FluentAPI (Python)MCP Server (JSON-RPC)LLM Prompt

from DWSIM.Automation.FluentAPI import Flowsheet, PropertyPackages, Q

fs = (Flowsheet.Create("MixerTutorial")
      .WithCompound("Water")
      .WithPropertyPackage(PropertyPackages.SteamTables))

inlet1 = (fs.AddMaterialStream("Inlet-1")
          .At(Q.Kelvin(300.0), Q.Pascal(101325.0))
          .WithMassFlow(Q.KgPerSecond(100.0)))

inlet2 = (fs.AddMaterialStream("Inlet-2")
          .At(Q.Kelvin(348.0), Q.Pascal(101325.0))
          .WithMassFlow(Q.KgPerSecond(50.0)))

outlet = fs.AddMaterialStream("Outlet")

(fs.AddMixer("MIX-1")
   .ConnectFeed(inlet1, 0)
   .ConnectFeed(inlet2, 1)
   .ConnectProduct(outlet, 0))

fs.AutoLayout()
fs.Solve()

print(f"Outlet T   = {outlet.TemperatureK:.4f} K")
print(f"Mass flow  = {outlet.MassFlowKgPerSecond:.4f} kg/s")

{"jsonrpc":"2.0","id":1,"method":"tools/call","params":{
  "name":"dwsim.flowsheet.create",
  "arguments":{"name":"MixerTutorial"}
}}

{"jsonrpc":"2.0","id":2,"method":"tools/call","params":{
  "name":"dwsim.thermo.add_compounds",
  "arguments":{"flowsheet_id":"<ID>","names":["Water"]}
}}

{"jsonrpc":"2.0","id":3,"method":"tools/call","params":{
  "name":"dwsim.thermo.set_property_package",
  "arguments":{"flowsheet_id":"<ID>","name":"SteamTables"}
}}

{"jsonrpc":"2.0","id":4,"method":"tools/call","params":{
  "name":"dwsim.stream.add_material",
  "arguments":{
    "flowsheet_id":"<ID>","name":"Inlet-1",
    "temperature_K":300,"pressure_Pa":101325,
    "mass_flow_kg_s":100,"composition":{"Water":1.0}
  }
}}

{"jsonrpc":"2.0","id":5,"method":"tools/call","params":{
  "name":"dwsim.stream.add_material",
  "arguments":{
    "flowsheet_id":"<ID>","name":"Inlet-2",
    "temperature_K":348,"pressure_Pa":101325,
    "mass_flow_kg_s":50,"composition":{"Water":1.0}
  }
}}

{"jsonrpc":"2.0","id":6,"method":"tools/call","params":{
  "name":"dwsim.stream.add_material",
  "arguments":{"flowsheet_id":"<ID>","name":"Outlet"}
}}

{"jsonrpc":"2.0","id":7,"method":"tools/call","params":{
  "name":"dwsim.unitop.add",
  "arguments":{"flowsheet_id":"<ID>","type":"Mixer","name":"MIX-1"}
}}

Then connect via dwsim.unitop.connect and finally dwsim.solve.run.

Output may vary

Results depend on the LLM's reasoning quality and tool-use accuracy.

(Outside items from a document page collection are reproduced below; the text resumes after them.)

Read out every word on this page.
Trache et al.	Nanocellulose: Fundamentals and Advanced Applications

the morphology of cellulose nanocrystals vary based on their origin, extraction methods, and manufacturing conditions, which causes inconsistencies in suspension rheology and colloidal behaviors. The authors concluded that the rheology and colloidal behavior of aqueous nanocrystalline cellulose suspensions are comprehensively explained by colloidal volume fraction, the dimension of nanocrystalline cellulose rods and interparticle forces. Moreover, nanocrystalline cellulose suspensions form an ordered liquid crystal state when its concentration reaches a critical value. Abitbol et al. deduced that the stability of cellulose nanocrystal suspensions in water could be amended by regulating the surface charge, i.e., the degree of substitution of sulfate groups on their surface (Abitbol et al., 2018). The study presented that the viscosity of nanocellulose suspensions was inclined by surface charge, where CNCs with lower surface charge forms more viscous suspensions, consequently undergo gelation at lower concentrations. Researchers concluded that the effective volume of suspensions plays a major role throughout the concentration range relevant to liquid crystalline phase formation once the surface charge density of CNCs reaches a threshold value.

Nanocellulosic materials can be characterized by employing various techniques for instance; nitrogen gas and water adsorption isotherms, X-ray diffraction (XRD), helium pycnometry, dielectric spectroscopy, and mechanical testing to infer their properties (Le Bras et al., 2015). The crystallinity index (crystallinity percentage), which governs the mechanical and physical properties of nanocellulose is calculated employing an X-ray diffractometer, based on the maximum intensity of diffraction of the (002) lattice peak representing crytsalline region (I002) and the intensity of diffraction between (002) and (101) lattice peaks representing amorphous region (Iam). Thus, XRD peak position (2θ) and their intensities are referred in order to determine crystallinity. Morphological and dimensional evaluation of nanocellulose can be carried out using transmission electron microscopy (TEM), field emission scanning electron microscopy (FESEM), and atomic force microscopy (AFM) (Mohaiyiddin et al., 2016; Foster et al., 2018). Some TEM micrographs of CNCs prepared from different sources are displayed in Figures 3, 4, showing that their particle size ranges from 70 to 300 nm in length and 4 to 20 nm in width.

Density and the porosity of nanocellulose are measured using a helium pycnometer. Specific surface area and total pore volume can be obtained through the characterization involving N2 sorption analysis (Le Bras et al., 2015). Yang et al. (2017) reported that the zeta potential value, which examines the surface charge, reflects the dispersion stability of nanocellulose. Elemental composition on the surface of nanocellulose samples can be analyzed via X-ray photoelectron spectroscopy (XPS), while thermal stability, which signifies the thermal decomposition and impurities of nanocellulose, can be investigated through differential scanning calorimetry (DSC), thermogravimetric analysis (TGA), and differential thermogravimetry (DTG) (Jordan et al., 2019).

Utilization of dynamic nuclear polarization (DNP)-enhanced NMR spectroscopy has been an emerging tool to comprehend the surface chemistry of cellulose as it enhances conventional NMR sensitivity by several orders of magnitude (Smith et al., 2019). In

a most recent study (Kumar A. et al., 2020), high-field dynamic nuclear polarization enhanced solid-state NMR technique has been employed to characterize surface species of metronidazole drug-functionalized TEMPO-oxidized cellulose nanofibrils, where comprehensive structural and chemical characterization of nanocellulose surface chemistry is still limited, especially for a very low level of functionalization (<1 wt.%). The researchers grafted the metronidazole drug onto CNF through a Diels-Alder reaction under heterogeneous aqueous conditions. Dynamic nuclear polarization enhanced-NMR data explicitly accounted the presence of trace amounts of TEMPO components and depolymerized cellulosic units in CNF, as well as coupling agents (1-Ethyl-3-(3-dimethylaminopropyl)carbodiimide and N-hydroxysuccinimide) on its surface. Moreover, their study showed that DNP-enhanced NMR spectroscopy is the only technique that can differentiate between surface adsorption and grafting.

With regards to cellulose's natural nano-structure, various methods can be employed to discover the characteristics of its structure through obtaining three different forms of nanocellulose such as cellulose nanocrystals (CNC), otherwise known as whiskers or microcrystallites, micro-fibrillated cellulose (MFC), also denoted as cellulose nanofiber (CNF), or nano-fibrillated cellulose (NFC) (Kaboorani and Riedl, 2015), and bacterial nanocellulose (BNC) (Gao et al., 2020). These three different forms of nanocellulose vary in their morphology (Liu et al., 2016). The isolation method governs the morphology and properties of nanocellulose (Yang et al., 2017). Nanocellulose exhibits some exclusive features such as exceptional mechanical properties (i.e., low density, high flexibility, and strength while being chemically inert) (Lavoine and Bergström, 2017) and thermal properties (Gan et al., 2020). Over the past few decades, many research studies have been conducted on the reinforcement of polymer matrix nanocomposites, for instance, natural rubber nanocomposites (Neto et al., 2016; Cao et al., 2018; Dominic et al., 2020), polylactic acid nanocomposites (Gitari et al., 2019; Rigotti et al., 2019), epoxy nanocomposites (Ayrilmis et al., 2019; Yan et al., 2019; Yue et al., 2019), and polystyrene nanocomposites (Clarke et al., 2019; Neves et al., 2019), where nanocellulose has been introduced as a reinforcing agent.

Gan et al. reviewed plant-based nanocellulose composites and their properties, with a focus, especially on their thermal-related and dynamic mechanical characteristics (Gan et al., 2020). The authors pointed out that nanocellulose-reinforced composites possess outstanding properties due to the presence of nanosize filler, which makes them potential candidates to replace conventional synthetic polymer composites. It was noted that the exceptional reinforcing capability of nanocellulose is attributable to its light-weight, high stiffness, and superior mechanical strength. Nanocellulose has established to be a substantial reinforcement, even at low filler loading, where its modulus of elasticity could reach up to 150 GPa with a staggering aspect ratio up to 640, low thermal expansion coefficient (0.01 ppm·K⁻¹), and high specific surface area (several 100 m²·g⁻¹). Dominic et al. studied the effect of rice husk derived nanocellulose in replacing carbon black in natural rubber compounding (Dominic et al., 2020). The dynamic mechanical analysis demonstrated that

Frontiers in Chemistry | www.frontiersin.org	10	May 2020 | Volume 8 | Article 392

Always verify the simulation matches your intent before relying on the numbers.

Use DWSIM (via the MCP server) to build the following simulation:

- Create a flowsheet called "MixerTutorial"
- Add Water as the only compound; set the property package to "SteamTables"
- Add a material stream named "Inlet-1" at 300 K and 101325 Pa
  with a mass flow of 100 kg/s (Water = 1.0)
- Add a material stream named "Inlet-2" at 348 K and 101325 Pa
  with a mass flow of 50 kg/s (Water = 1.0)
- Add an empty material stream named "Outlet"
- Add a Mixer named "MIX-1"; connect Inlet-1 and Inlet-2 as feeds
  and Outlet as the product
- Solve the flowsheet
- Report the calculated outlet temperature (K) and the outlet
  mass flow (kg/s)

Exercises

Add a third inlet stream at 400 K, 25 kg/s. Open MIX-1's Object Editor and connect it to Inlet 3. How does the outlet temperature change?
Change the compound from Water to Ethanol (Edit > Simulation Settings > Compounds). Does the outlet temperature change? Why?
Save the simulation as a .dwxmz file via File > Save.

Next Steps¶

You now know how to connect streams to a unit operation through the Object Editor's Connections panel. In the next tutorial, Heater and Cooler, you will learn about energy streams and heat duty calculations.